Flensburger Schwimmbad : Campusbad schwimmt in Besuchern

46 Prozent mehr Kinder und Jugendliche: Die Preispolitik der Stadtwerke scheint im Campusbad aufzugehen.
46 Prozent mehr Kinder und Jugendliche: Die Preispolitik der Stadtwerke scheint im Campusbad aufzugehen.

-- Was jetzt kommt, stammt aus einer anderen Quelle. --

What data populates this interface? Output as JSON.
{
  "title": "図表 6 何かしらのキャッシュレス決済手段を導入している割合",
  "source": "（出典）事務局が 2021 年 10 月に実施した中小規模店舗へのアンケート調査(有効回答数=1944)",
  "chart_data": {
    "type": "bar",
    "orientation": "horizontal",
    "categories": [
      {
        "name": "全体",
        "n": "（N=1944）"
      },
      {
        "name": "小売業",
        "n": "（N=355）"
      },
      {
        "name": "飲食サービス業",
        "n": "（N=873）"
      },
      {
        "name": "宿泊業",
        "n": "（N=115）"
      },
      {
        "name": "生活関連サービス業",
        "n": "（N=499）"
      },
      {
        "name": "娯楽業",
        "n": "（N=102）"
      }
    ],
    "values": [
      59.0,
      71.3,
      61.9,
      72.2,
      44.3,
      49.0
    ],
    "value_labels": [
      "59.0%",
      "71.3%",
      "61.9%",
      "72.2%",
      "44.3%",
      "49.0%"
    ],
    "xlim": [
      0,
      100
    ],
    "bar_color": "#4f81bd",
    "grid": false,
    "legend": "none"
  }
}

Dem Campusbad in Flensburg scheint es wieder gut zu gehen: Die Gästezahl im städtischen Hallenbad steigt um gut 26.000 – doch die neuen Tarifverträge fressen die gestiegenen Umsätze komplett auf.

shz.de von
12. Dezember 2014, 08:00 Uhr

Flensburg | Gute Stimmung im Campusbad: Dieses Jahr könnte für das Hallenbad an der Thomas-Fincke-Straße das besucherstärkste seit Öffnung im März 2010 werden, hofft Andreas Ostmann. Der Geschäftsführer des  Betreibers Förde-Bäder-GmbH sagt: „Von Januar bis November haben 253.462 Badegäste das Angebot von Sport-, Freizeitbad und Sauna genutzt. Das sind 26.537 mehr Gäste als im Vorjahreszeitraum.“ Der Januar war gut 29.000 Besuchern der besucherstärkste Monat überhaupt.

Die Preise sollen zum Jahreswechsel unverändert bleiben, nur die höhere Besteuerung der Saunabesuche könnte mittelfristig zu einem Anstieg führen. „Das Umsatzplus vom Anstieg der zahlenden Gäste wird allerdings von der Personalkostensteigerung nach Einführung des Tarifvertrags für den öffentlichen Dienst mehr als aufgefressen“, sagt Ostmann. Nach dem politischen Willen des Rates werden die gut 40 Mitarbeiter jetzt nach Tarif bezahlt.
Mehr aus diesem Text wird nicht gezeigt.